カナリア
「あ、うん。分かったー!」


「軽いね!!!?」


「あれ、そうかな。軽いかな。いや、軽くないよ!!

ちょっとでもお葬式ムード回避しようとしただけだよ!」


「……」


セイは、何でもないことのように言う。


「カナ。

俺達は、俺達なりに頑張ってきたつもりだよ。
“彼”が生きる為に必死に。

でも、結局駄目だった。文太は特に頑張ってたから、ショックは大きかっただろうね。

もう、その気が無いなら誰かが引継がなくちゃいけない。―――この人生を。

そういう事なんだなって、思ったよ。
カラス君が、カナを連れてきた理由って。」


「……私?」


「俺達は、この病気の事を誰にも話していないから。

それについて理解をしている、そして、全員の人格と交流があるって、俺達にとっては、とっても尊い事なんだよ。

ありがとう、カナ。

友達でいてくれて。
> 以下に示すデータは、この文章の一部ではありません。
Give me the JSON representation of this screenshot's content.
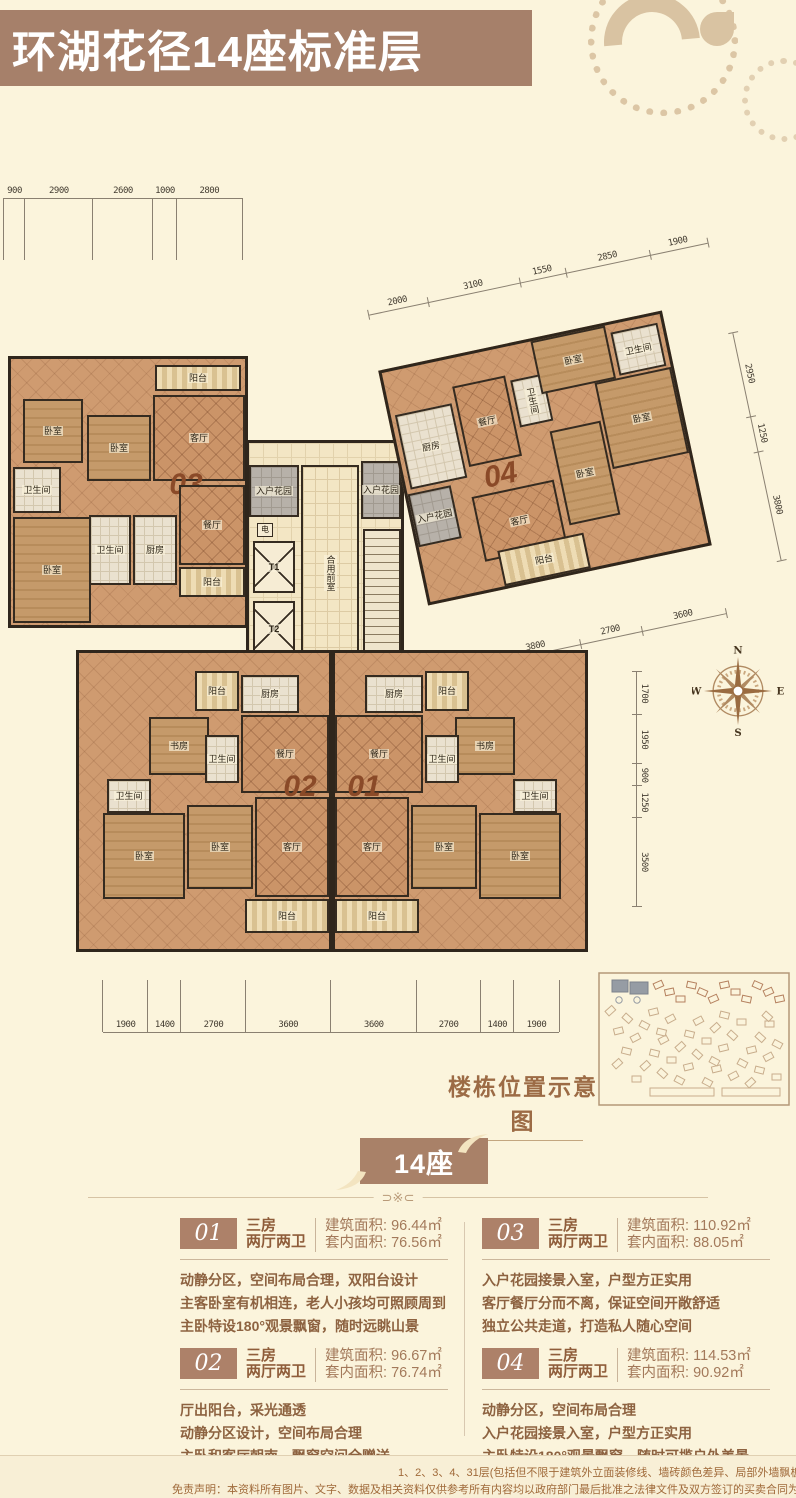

」



「……。

そんな、大した物じゃない。」



「そうかな、大した物だよ。

友達を持つ事を諦めてしまった俺達にとって。」



「セイ……


なんだか……お別れ、みたい」



「じゃあ、カナは選んでくれる?


―――俺を?」



「……!?」



「夢がある。夢があった。


そして、一つの人格じゃなくて、

人間としていきたいと、強く思う時がある。

どうして、この身体は俺のじゃないんだ。
なんで、俺だけ、俺ばっか。

このまま居ても、誰かの人生を犠牲にするだけだ。


呑まれてしまう前に、潔く引きたいな。」


「セイ……」


「辛い事も多かったけど、でも、楽しかったんだよ。

俺の人生は。


十分じゃん。」


分離する理由が無くなった人格は、統合へと進むというが。


確かに彼らは“諸星ユウキ”の人格なのだろうが


短い間だがそれぞれと

友達として付き合ってきた。



「やだな~~泣かないで~~。女の子の涙って本当に凶器だよ~~。」




友達との、別れだった。


それを促したわけではないのに。


結果、追い込んでしまっていた。